The Bush Budget

Unlike me, Judd Gregg is a U.S. Senator from the Republican Party, so you can expect him to be relatively sympathetic to George W. Bush's budget request for Fiscal Year 2009, dubbed "Managing for Results". Instead, he says:

"There's a lot of games, smoke, mirrors, incomplete numbers, basically there's not much realism'" in the budget, Senator Judd Gregg, the top Republican on the Budget Committee, said in an interview. "They're playing the usual games."



In Bush's defense, however, it should be said that all he's doing is actually proposing what conservatives are constantly saying should be done -- big increases in "regular" military spending combined with large expenditures on the war in Iraq combined with low taxes all made possible through the magic of reduced spending. So what did Bush come up with? Well, a proposal to have more Americans get sick and die:

The proposal [. . .] would cut discretionary spending by the Department of Health and Human Services by more than 2 percent in part by freezing the budget of the National Institutes of Health, which heads the government's medical research efforts.

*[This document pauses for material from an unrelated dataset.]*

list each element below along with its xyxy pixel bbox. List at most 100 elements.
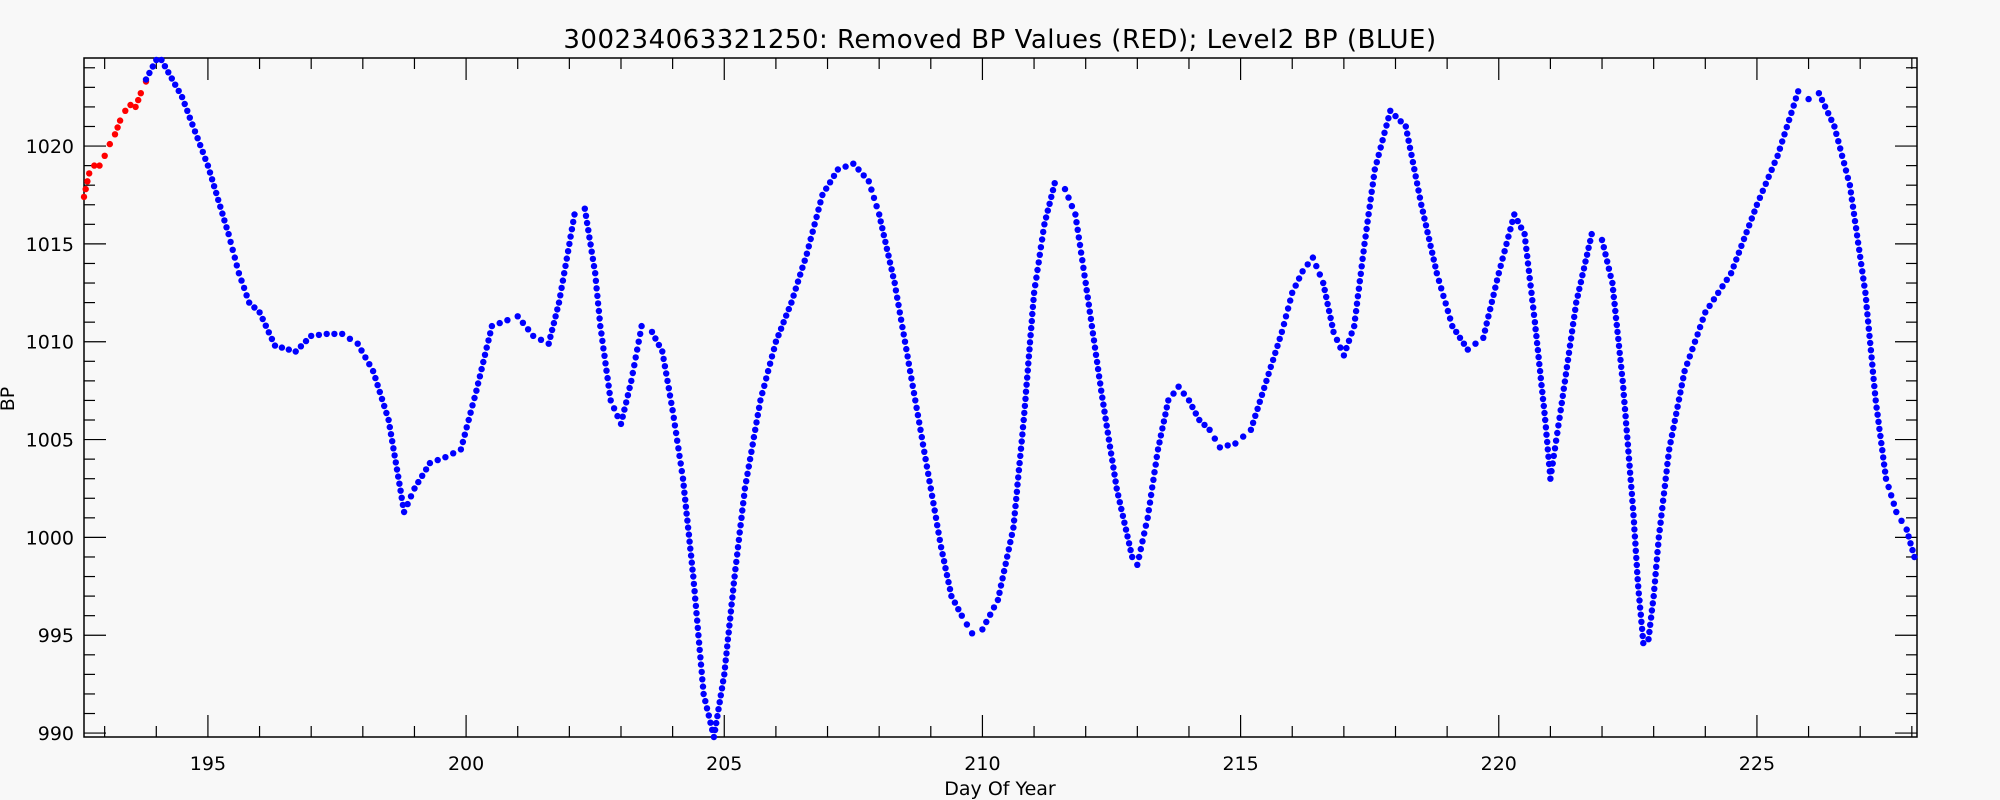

The Centers for Disease Control and Prevention, meanwhile, would take a 6.2 percent reduction. The Health Resources and Services Administration, which helps the poor receive medical care, would be cut by 15.8 percent.



Depriving the population of health care and health care resources in order to make room in the budget for an indefinite military commitment to Iraq and the extension of tax cuts for rich people doesn't seem like a good idea to me, but apparently this is Bush's strategy for long-run economic growth.